His early childhood in Calcutta, India, where he observed both the beauties of God’s creation and the tragedies of poverty, informed his later concerns for caring for both the natural world and the poor. His theological and philosophical studies led to his studying political and economic philosophy and his books Prosperity and Poverty: The Compassionate Use of Resources in a World of Scarcity (1988), an Introduction to economics informed by Biblical theology and ethics; Prospects for Growth: A Biblical View of Population, Resources, and the Future (1990), which applied the lessons of the prior book to questions about alleged overpopulation, resource depletion, and environmental degradation and conservation; and Where Garden Meets Wilderness: Evangelical Entry into the Environmental Debate (1997) history and constructive critique of the evangelical environmental movement, among other books.

In 1999, after a colloquium with about 35 other scholars with shared interest in these subjects, he composed The Cornwall Declaration on Environmental Stewardship, which was quickly endorsed by over 1,500 religious leaders from around the world and became the basis on which he founded The Cornwall Alliance in 2005.

He has written over fifteen books, edited over 30, contributed to over 35, and published thousands of articles, popular and scholarly; has lectured at universities, seminaries, conferences, and churches in North America, Europe,

Africa, and Asia; testified as an expert witness on the ethics and economics of climate change and climate and energy policy before committees of the U.S. Senate and House of Representatives; briefed the White House Council on Environmental Policy; presented a paper to a scholarly colloquium on climate change of the Pontifical Institute for Justice and Peace at the Vatican in Rome; and has spoken for multiple meetings of the International Conferences on Climate Change. In 2014 the Heritage Foundation honored him with the Outstanding Spokesman for Faith, Science, and Stewardship Award at the Ninth International Conference on Climate Change.

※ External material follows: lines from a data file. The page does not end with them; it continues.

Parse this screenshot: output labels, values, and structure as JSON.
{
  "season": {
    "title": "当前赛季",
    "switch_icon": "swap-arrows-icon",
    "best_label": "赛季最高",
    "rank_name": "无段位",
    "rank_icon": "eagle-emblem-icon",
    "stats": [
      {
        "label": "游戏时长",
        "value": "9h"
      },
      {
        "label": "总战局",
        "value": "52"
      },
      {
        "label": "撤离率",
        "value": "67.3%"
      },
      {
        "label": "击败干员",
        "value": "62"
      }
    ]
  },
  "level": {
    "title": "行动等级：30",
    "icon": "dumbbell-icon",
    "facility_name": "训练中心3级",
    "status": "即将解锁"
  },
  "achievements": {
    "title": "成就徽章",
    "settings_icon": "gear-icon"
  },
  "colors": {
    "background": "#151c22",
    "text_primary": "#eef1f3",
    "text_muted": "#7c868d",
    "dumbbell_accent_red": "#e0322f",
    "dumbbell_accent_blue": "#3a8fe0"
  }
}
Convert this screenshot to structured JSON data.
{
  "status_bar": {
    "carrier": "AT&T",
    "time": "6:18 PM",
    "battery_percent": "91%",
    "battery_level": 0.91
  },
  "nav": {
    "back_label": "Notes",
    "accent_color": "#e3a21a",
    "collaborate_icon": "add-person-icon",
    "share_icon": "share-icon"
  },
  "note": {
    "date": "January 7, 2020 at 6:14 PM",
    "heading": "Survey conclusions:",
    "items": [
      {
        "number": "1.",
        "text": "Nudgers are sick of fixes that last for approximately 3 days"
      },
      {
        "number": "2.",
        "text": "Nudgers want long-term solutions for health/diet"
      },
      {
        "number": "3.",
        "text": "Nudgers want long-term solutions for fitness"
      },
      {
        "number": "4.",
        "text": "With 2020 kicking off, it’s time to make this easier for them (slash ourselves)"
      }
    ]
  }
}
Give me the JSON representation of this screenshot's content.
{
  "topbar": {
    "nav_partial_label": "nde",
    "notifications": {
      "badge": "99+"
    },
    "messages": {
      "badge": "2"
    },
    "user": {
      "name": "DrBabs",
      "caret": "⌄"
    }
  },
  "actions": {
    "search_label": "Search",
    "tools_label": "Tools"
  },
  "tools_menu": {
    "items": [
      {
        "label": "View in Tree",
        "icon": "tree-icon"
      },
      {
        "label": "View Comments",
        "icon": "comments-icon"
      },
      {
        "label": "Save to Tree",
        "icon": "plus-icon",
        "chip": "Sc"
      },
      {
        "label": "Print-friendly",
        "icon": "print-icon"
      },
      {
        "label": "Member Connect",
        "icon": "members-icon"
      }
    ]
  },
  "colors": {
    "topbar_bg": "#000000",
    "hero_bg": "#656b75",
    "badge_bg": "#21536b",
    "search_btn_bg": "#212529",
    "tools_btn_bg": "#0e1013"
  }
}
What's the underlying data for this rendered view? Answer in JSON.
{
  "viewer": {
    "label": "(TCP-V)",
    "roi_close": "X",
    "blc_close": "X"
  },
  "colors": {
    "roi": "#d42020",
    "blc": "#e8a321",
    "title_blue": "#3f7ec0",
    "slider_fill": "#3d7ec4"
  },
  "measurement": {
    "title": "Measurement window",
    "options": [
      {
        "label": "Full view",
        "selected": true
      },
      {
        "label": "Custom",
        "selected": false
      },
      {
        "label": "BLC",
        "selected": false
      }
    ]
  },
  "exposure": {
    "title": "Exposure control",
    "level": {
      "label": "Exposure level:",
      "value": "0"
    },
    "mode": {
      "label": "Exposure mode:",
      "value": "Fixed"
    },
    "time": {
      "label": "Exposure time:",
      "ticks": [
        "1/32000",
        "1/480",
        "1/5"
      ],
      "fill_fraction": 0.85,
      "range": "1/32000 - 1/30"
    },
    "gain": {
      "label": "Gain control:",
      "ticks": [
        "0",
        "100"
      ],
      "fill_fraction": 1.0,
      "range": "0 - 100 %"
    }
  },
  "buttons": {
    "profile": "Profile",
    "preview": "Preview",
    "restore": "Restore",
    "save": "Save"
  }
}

For more information, see: https://cornwallalliance.org/about/who-we-are/

Education, Career, and Family

B.A. in Interdisciplinary Studies with concentrations in Religion and Philosophy and double minors in Classical Languages and Classical History, University of Southern California (1978)
M.A. in Society with Specialization in Economic Ethics, International College (1983)
Ph.D. in Scottish History (History of Political Thought), University of St. Andrews, Scotland (2003)
Dr. Beisner was associate professor of historical theology and social ethics at Knox Theological Seminary from 2000 to 2008 and of interdisciplinary studies (focusing on the application of Biblical worldview, theology, and ethics to economics, government, and public policy) at Covenant College from 1992 to 2000. He has been an elder in the Presbyterian Church in America and the Orthodox Presbyterian Church, planting a new congregation for the latter and serving on its pastoral staff for three years. He and his wife Debby, an accomplished portrait painter, have seven children and twelve grandchildren.